Fox reports this morning that the Fantastic Four reboot grossed $11.3 million in first place on its opening day Friday, including Thursday night's $2.7 million from early shows. That's a hugely disappointing start for the third attempt to bring the respected comic book property to the big screen, falling 49 percent short of Fantastic Four: The Rise of the Silver Surfer's $21.99 million first day in 2007 (the first film bowed to a similar $21.3 million opening day in 2005). Moreover, it marks one of the ten weakest opening days ever for a Marvel-based adaptation (of which there are nearly 40, if you can believe it) -- and the lowest since 2012's Ghost Rider: Spirit of Vengeance ($6.94 million).
Despite tracking fairly well in recent weeks, the reboot's toxic reviews are certainly having an effect on the opening. Rotten Tomatoes critics' have given it just 9 percent as of Saturday morning, while audiences themselves have given it a sour 28 percent score so far. For the record, that's an abnormally low score after a high profile film's single day of release, and is the second lowest of any movie since we began tracking Saturday morning scores in 2013 (Devil's Due claimed 21 percent).
Needless to say, Fantastic Four will not have a long lifespan in theaters, and we're confident the negative buzz will impact the rest of the weekend itself (not unlike 2011's poorly received Green Lantern, which dropped 22 percent from Friday to Saturday). BoxOffice is projecting an opening frame around $27 million, putting the flick in second place.
The film we project will end up ahead of Fantastic Four for the weekend is Mission: Impossible - Rogue Nation, which earned an estimated $8.165 million in second place yesterday. That's down about 60 percent from opening day last week, comparable to the 58.5 percent Friday-to-Friday drop of August 2011's Rise of the Planet of the Apes. Rogue Nation's eight-day domestic total stands at $87.4 million, putting it 2 percent ahead of the pace of the Apes reboot and 29 percent ahead of 2006's Mission: Impossible III. BoxOffice projects a strong $28 million sophomore frame.
Debuting in third place yesterday was STX Entertainment's The Gift with an excellent $4.1 million. The thriller from writer/director/actor Joel Edgerton is riding a wave of fantastic reviews (92 percent on Rotten Tomatoes) and encouraging early word of mouth (85 percent on Flixster). All the more impressive for the sleeper title is its $5 million production budget, which will easily be made back this weekend. The studio notes that 53 percent of the audience was female and 73 percent over the age of 25. Look for an opening weekend around $10.6 million.
Vacation claimed fourth on Friday with another $2.655 million, down 41 percent from last Friday.
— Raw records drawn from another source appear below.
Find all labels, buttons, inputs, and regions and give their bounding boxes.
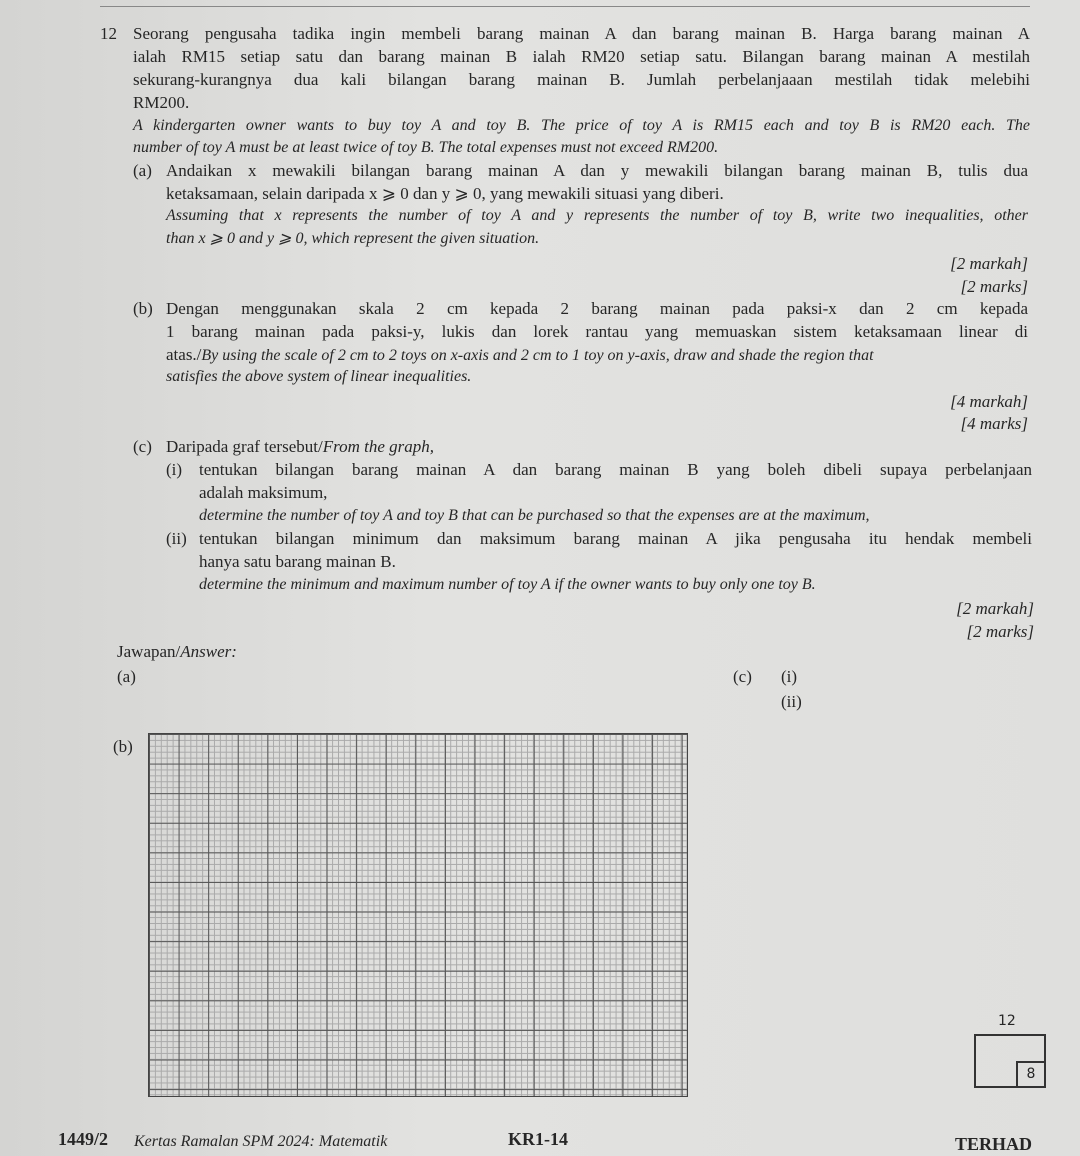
part-b-markah: [4 markah] bbox=[950, 392, 1028, 411]
part-b-line-3-ms: atas./ bbox=[166, 345, 202, 364]
part-a-ms-1: Andaikan x mewakili bilangan barang mainan A dan y mewakili bilangan barang mainan B, tulis dua bbox=[166, 161, 1028, 180]
intro-ms-2: ialah RM15 setiap satu dan barang mainan B ialah RM20 setiap satu. Bilangan barang mainan A mestilah bbox=[133, 47, 1030, 66]
part-b-line-4: satisfies the above system of linear inequalities. bbox=[166, 368, 472, 385]
answer-heading-ms: Jawapan/ bbox=[117, 642, 181, 661]
part-cii-label: (ii) bbox=[166, 529, 187, 548]
part-a-marks: [2 marks] bbox=[960, 277, 1028, 296]
part-c-ms: Daripada graf tersebut/ bbox=[166, 437, 323, 456]
part-c-marks: [2 marks] bbox=[966, 622, 1034, 641]
answer-heading-en: Answer: bbox=[180, 642, 237, 661]
footer-status: TERHAD bbox=[955, 1134, 1033, 1154]
part-b-line-3-en: By using the scale of 2 cm to 2 toys on x-axis and 2 cm to 1 toy on y-axis, draw and shade the region that bbox=[201, 347, 874, 364]
part-cii-en: determine the minimum and maximum number of toy A if the owner wants to buy only one toy B. bbox=[199, 576, 816, 593]
part-a-ms-2: ketaksamaan, selain daripada x ⩾ 0 dan y ⩾ 0, yang mewakili situasi yang diberi. bbox=[166, 184, 724, 203]
intro-ms-1: Seorang pengusaha tadika ingin membeli barang mainan A dan barang mainan B. Harga barang mainan A bbox=[133, 24, 1030, 43]
intro-ms-3: sekurang-kurangnya dua kali bilangan barang mainan B. Jumlah perbelanjaaan mestilah tidak melebihi bbox=[133, 70, 1030, 89]
part-ci-en: determine the number of toy A and toy B that can be purchased so that the expenses are at the maximum, bbox=[199, 507, 870, 524]
intro-en-2: number of toy A must be at least twice of toy B. The total expenses must not exceed RM200. bbox=[133, 139, 719, 156]
part-a-en-1: Assuming that x represents the number of toy A and y represents the number of toy B, write two inequalities, other bbox=[166, 207, 1028, 224]
top-rule bbox=[100, 6, 1030, 7]
total-marks: 12 bbox=[998, 1013, 1016, 1029]
question-number: 12 bbox=[100, 24, 117, 43]
part-b-marks: [4 marks] bbox=[960, 414, 1028, 433]
intro-ms-4: RM200. bbox=[133, 93, 190, 112]
intro-en-1: A kindergarten owner wants to buy toy A and toy B. The price of toy A is RM15 each and toy B is RM20 each. The bbox=[133, 117, 1030, 134]
part-b-line-1: Dengan menggunakan skala 2 cm kepada 2 barang mainan pada paksi-x dan 2 cm kepada bbox=[166, 299, 1028, 318]
part-ci-label: (i) bbox=[166, 460, 183, 479]
part-cii-ms-1: tentukan bilangan minimum dan maksimum barang mainan A jika pengusaha itu hendak membeli bbox=[199, 529, 1032, 548]
answer-b-label: (b) bbox=[113, 737, 133, 756]
footer-code: 1449/2 bbox=[58, 1129, 109, 1149]
part-c-en: From the graph, bbox=[322, 437, 434, 456]
part-a-label: (a) bbox=[133, 161, 152, 180]
footer-page: KR1-14 bbox=[508, 1129, 568, 1149]
part-b-label: (b) bbox=[133, 299, 153, 318]
answer-cii-label: (ii) bbox=[781, 692, 802, 711]
score-value: 8 bbox=[1016, 1061, 1046, 1088]
answer-ci-label: (i) bbox=[781, 667, 798, 686]
footer-title: Kertas Ramalan SPM 2024: Matematik bbox=[134, 1133, 388, 1150]
answer-a-label: (a) bbox=[117, 667, 136, 686]
part-a-markah: [2 markah] bbox=[950, 254, 1028, 273]
part-c-label: (c) bbox=[133, 437, 152, 456]
part-b-line-2: 1 barang mainan pada paksi-y, lukis dan lorek rantau yang memuaskan sistem ketaksamaan linear di bbox=[166, 322, 1028, 341]
part-a-en-2: than x ⩾ 0 and y ⩾ 0, which represent the given situation. bbox=[166, 230, 540, 247]
answer-c-label: (c) bbox=[733, 667, 752, 686]
part-cii-ms-2: hanya satu barang mainan B. bbox=[199, 552, 396, 571]
graph-paper[interactable] bbox=[148, 733, 688, 1097]
part-ci-ms-1: tentukan bilangan barang mainan A dan barang mainan B yang boleh dibeli supaya perbelanjaan bbox=[199, 460, 1032, 479]
part-ci-ms-2: adalah maksimum, bbox=[199, 483, 328, 502]
part-c-markah: [2 markah] bbox=[956, 599, 1034, 618]
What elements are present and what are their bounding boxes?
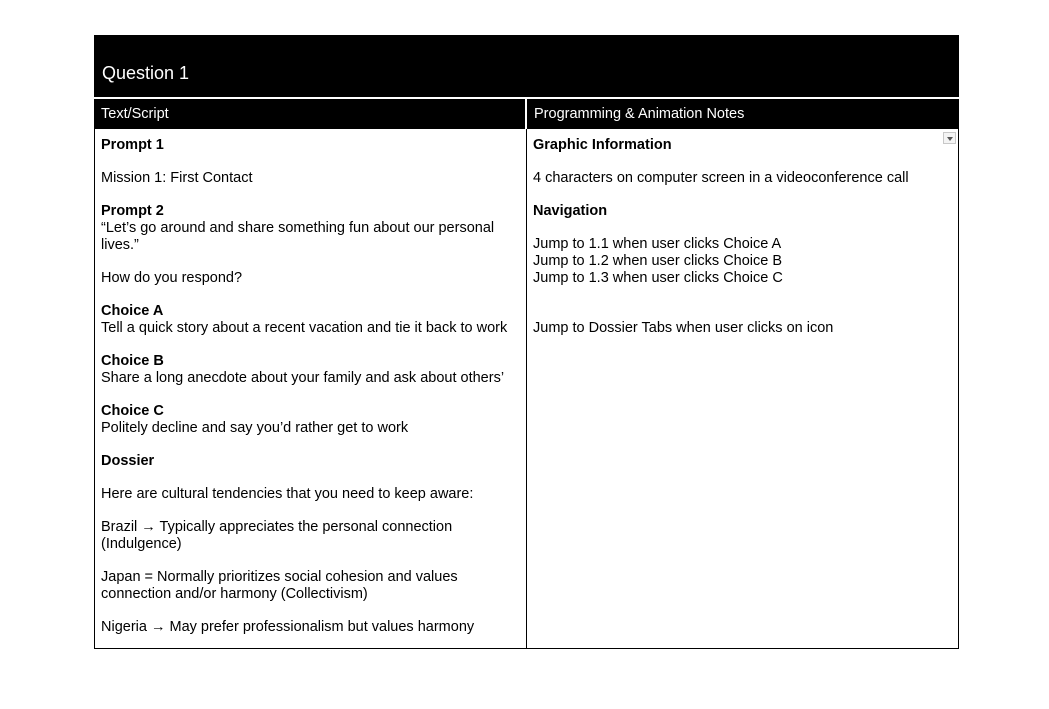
prompt-1-heading: Prompt 1 xyxy=(101,137,164,153)
jump-choice-c: Jump to 1.3 when user clicks Choice C xyxy=(533,270,783,286)
dossier-item-japan: Japan = Normally prioritizes social cohesion and values connection and/or harmony (Collectivism) xyxy=(101,569,458,602)
dossier-item-brazil: Brazil → Typically appreciates the personal connection (Indulgence) xyxy=(101,519,453,552)
prompt-1 xyxy=(101,137,520,154)
navigation-heading: Navigation xyxy=(533,203,608,219)
choice-c xyxy=(101,403,520,437)
prompt-2-quote: “Let’s go around and share something fun about our personal lives.” xyxy=(101,220,495,253)
graphic-info-heading: Graphic Information xyxy=(533,137,672,153)
text-script-cell[interactable] xyxy=(95,129,527,648)
choice-c-heading: Choice C xyxy=(101,403,164,419)
question-title: Question 1 xyxy=(102,63,190,83)
jump-choice-a: Jump to 1.1 when user clicks Choice A xyxy=(533,236,782,252)
choice-c-text: Politely decline and say you’d rather get to work xyxy=(101,420,409,436)
graphic-info-text: 4 characters on computer screen in a videoconference call xyxy=(533,170,909,186)
prompt-2-heading: Prompt 2 xyxy=(101,203,164,219)
storyboard-table xyxy=(94,35,959,649)
content-row xyxy=(94,129,959,649)
dossier-heading: Dossier xyxy=(101,453,155,469)
choice-b-heading: Choice B xyxy=(101,353,164,369)
choice-b xyxy=(101,353,520,387)
column-header-programming-notes: Programming & Animation Notes xyxy=(527,99,959,129)
dossier-intro: Here are cultural tendencies that you need to keep aware: xyxy=(101,486,474,502)
header-row xyxy=(94,99,959,129)
choice-a-heading: Choice A xyxy=(101,303,164,319)
choice-a-text: Tell a quick story about a recent vacation and tie it back to work xyxy=(101,320,508,336)
jump-choice-b: Jump to 1.2 when user clicks Choice B xyxy=(533,253,783,269)
dossier-item-nigeria: Nigeria → May prefer professionalism but values harmony xyxy=(101,619,475,635)
jump-dossier: Jump to Dossier Tabs when user clicks on icon xyxy=(533,320,834,336)
chevron-down-icon[interactable] xyxy=(943,132,956,144)
choice-b-text: Share a long anecdote about your family and ask about others’ xyxy=(101,370,505,386)
navigation-jumps xyxy=(533,236,952,287)
column-header-text-script: Text/Script xyxy=(94,99,525,129)
programming-notes-cell[interactable] xyxy=(527,129,958,648)
prompt-2-question: How do you respond? xyxy=(101,270,243,286)
choice-a xyxy=(101,303,520,337)
prompt-1-text: Mission 1: First Contact xyxy=(101,170,253,186)
title-row xyxy=(94,35,959,97)
prompt-2 xyxy=(101,203,520,254)
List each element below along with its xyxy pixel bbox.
With $30.84 million in the bank so far, the franchise revival pic seems to be leveling out somewhat. BoxOffice projects an $8.8 million sophomore weekend.
Ant-Man completed the top five with $2.256 million yesterday, down 39 percent from last Friday and bringing its haul up to $141.9 million. BoxOffice projects a $7.9 million weekend.
Just behind in sixth place was the debut of Ricki and the Flash with $2.25 million. The Meryl Streep-led dramedy's debut was in line with the Wednesday opening figure of $2.27 million by the actress' August 2012 release, Hope Springs. The studio notes the pic received a "B+" CinemaScore from the core female demo, and a "B" overall. Critics are mixed on the film (59 percent), as are Flixster users (56 percent). The production budget was $18 million, and the film expands to over 2,000 theaters next weekend. The studio projects a $7.2 million opening frame.
Meanwhile, Shaun the Sheep added $1.22 million yesterday, giving it a three-day total of $2.79 million. Despite excellent reviews (99 percent on Rotten Tomatoes) and considerable success with overseas crowds, the clay-mation release unfortunately isn't find a large audience domestically. Look for a weekend around $4 million, giving it an overall five-day bow of $6.8 million.